Bill_White wrote: The implication is that any concept of "randomness" should include (a) range, (b) variance, and (c, borrowing from an earlier post) degrees of freedom, which here is used to indicate how many different possible rules conditions there are that affect the resolution. So, for example, a system described as "Have the skill, roll 2d6 plus your skill; don't have it, automatically fail" would have (1) range 11, variance 6 (standard deviation about 2.5), (2) range 0, variance 0, and 2 degrees of freedom.

Note that this use of degrees of freedom is slightly different than I've seen it used in statistics. But I'm not a statistician, so I may be in error.

Vaxalon wrote: Let's say that you have a system where you roll 1d100+skill against "difficulty ratings" that run from 10 to 150, and skill ratings run from 0 to 100.

Also, you have a system where you roll 1d20+skill against "difficulty ratings" that run from 2 to 30, and skill ratings run from 0 to 20.
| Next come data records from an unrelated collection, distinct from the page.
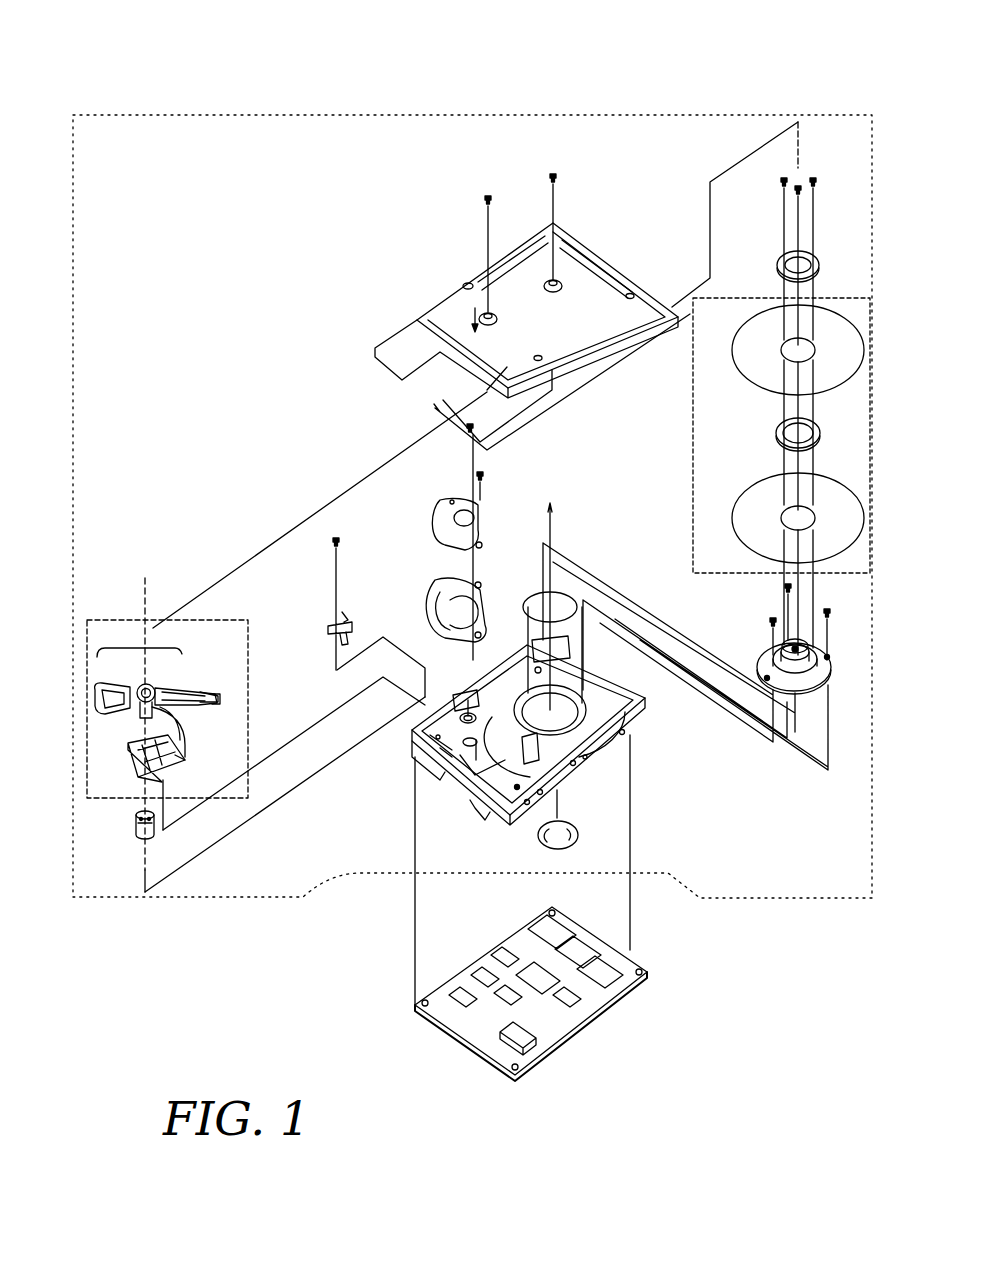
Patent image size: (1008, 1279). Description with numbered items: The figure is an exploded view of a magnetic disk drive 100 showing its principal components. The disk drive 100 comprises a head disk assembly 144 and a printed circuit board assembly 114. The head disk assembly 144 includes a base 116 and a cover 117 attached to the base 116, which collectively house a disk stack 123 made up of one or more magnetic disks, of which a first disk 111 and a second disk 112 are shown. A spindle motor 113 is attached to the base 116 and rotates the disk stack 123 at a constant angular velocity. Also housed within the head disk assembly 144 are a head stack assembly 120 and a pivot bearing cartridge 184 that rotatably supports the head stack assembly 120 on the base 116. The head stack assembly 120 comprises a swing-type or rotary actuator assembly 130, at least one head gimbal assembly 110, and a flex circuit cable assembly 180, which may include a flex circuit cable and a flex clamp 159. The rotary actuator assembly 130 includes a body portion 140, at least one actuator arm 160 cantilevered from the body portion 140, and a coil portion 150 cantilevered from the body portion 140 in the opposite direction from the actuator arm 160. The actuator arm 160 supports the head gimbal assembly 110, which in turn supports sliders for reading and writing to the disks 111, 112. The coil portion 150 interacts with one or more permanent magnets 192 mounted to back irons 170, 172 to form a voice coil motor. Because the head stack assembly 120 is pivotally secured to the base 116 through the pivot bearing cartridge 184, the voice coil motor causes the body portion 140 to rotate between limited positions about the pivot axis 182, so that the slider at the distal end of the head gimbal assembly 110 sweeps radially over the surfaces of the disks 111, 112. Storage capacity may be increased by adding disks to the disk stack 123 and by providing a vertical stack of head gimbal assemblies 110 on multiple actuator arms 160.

The magnetic disk drive 100 is at (305, 82).
The head disk assembly 144 is at (727, 900).
The cover 117 is at (440, 297).
The disk stack 123 is at (741, 416).
The second disk 112 is at (752, 392).
The first disk 111 is at (740, 497).
The spindle motor 113 is at (767, 657).
The base 116 is at (633, 743).
The printed circuit board assembly 114 is at (573, 1030).
The back iron 170 is at (460, 520).
The back iron 172 is at (482, 584).
The permanent magnet 192 is at (445, 603).
The pivot axis 182 is at (145, 582).
The head stack assembly 120 is at (167, 667).
The rotary actuator assembly 130 is at (139, 640).
The body portion 140 is at (150, 690).
The actuator arm 160 is at (210, 703).
The head gimbal assembly 110 is at (215, 697).
The coil portion 150 is at (105, 715).
The flex clamp 159 is at (145, 765).
The flex circuit cable assembly 180 is at (198, 763).
The pivot bearing cartridge 184 is at (137, 830).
Is the first system "more random" than the second? I would argue that even though the first system has more individual values that can be rolled, it's no more random than the second; in practice they're nearly identical.

Bill,

I used 'degrees of freedom' to describe what you refer to as 'range' - but I think your terms are much better, so I'll change!

And thanks for the reminder about std. deviation... that exactly explains why 1d11 'feels' more random to me than 2d6-1.

I agree that range & variance both affect randomness. But does the existence of a separate mechanic (such as automatically failing if you don't have the skill) affect randomness? Or does it simply increase the number of possible resolution methods, each of which may have a different randomness?

- Tetsuki

I agree that range & variance both affect randomness. But does the existence of a separate mechanic (such as automatically failing if you don't have the skill) affect randomness? Or does it simply increase the number of possible resolution methods, each of which may have a different randomness?

Take a look at the dice mechanic in Skein to see how I use randomness directly in the game.